Crossover operators¶
The pyvrp.crossover
module provides operators that are responsible for generating a new Solution
offspring from two parent solutions.
- selective_route_exchange(parents: tuple[Solution, Solution], data: ProblemData, cost_evaluator: CostEvaluator, rng: RandomNumberGenerator) Solution ¶
This crossover operator due to Nagata and Kobayashi [1] combines routes from both parents to generate a new offspring solution.
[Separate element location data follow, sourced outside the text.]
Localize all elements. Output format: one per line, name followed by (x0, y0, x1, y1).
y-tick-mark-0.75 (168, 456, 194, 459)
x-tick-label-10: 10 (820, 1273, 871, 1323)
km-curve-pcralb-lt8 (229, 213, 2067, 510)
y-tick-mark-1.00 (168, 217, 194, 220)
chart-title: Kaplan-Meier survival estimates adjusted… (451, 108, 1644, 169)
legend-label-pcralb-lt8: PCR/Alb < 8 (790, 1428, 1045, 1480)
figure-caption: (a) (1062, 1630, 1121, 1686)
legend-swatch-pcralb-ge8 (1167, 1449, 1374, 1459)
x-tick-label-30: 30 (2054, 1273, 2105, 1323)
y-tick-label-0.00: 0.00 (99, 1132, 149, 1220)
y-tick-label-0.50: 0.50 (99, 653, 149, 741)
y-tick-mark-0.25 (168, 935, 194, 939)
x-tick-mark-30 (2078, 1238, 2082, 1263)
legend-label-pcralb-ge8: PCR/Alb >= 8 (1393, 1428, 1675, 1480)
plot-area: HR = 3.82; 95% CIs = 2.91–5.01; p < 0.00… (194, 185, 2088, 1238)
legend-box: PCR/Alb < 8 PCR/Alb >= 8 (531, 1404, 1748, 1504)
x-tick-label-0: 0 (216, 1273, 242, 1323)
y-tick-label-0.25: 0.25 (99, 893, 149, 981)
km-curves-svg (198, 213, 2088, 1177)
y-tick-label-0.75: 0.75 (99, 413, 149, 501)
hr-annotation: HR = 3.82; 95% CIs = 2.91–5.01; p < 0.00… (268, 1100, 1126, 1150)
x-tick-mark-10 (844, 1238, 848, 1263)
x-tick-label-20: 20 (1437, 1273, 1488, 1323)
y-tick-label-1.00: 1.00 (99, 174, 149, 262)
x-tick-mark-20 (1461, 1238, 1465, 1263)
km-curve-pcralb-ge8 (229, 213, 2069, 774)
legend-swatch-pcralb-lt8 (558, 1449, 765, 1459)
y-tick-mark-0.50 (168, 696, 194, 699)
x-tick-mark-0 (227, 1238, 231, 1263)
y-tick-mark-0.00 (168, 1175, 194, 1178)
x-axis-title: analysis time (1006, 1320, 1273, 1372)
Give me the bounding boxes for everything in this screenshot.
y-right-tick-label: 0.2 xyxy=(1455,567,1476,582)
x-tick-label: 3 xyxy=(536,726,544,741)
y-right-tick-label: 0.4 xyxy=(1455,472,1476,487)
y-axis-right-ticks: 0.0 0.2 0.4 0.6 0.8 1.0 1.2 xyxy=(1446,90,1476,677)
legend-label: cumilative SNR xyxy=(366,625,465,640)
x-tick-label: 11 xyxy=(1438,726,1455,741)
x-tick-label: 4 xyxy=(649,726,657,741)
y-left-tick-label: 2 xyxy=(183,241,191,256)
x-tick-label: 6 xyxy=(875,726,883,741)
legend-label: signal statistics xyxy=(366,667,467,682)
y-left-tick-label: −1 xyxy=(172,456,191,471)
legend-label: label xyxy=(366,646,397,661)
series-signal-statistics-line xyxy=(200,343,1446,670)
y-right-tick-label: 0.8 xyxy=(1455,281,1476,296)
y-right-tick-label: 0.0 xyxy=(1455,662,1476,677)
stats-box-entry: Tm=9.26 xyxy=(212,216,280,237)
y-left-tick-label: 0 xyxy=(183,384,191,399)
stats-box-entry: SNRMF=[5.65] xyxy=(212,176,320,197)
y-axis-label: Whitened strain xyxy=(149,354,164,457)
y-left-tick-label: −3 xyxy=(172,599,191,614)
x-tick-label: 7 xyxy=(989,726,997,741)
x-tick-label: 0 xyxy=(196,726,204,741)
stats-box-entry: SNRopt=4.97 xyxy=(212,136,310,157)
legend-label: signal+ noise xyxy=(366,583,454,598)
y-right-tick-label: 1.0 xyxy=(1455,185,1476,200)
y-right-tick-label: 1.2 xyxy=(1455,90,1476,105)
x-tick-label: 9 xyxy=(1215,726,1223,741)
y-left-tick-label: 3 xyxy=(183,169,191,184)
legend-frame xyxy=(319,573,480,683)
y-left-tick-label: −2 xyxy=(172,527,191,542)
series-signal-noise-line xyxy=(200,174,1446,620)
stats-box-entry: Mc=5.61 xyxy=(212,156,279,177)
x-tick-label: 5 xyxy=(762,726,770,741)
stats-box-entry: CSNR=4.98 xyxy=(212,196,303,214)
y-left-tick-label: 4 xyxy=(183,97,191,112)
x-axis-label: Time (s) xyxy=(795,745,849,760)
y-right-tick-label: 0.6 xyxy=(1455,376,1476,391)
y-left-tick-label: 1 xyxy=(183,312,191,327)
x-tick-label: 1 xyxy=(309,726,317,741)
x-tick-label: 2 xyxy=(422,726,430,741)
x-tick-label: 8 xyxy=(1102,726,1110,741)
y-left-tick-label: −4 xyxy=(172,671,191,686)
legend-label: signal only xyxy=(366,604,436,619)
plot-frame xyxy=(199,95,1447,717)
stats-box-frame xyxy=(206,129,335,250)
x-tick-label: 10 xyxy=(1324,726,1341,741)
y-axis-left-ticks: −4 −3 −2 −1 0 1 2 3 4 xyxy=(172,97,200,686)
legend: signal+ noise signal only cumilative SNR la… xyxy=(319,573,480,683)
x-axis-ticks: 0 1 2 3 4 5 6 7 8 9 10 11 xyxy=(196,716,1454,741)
It does this by carefully selecting routes from the second parent that could be exchanged with routes from the first parent. This often results in incomplete offspring that can then be repaired using a search method.
- Parameters:
- parents: tuple[Solution, Solution]¶
The two parent solutions to create an offspring from.
- data: ProblemData¶
The problem instance.
- cost_evaluator: CostEvaluator¶
The cost evaluator used to evaluate the offspring.
- rng: RandomNumberGenerator¶
The random number generator to use.
- Returns:
A new offspring.
- Return type:
References
[1]Nagata, Y., & Kobayashi, S. (2010). A Memetic Algorithm for the Pickup and Delivery Problem with Time Windows Using Selective Route Exchange Crossover. Parallel Problem Solving from Nature, PPSN XI, 536 - 545.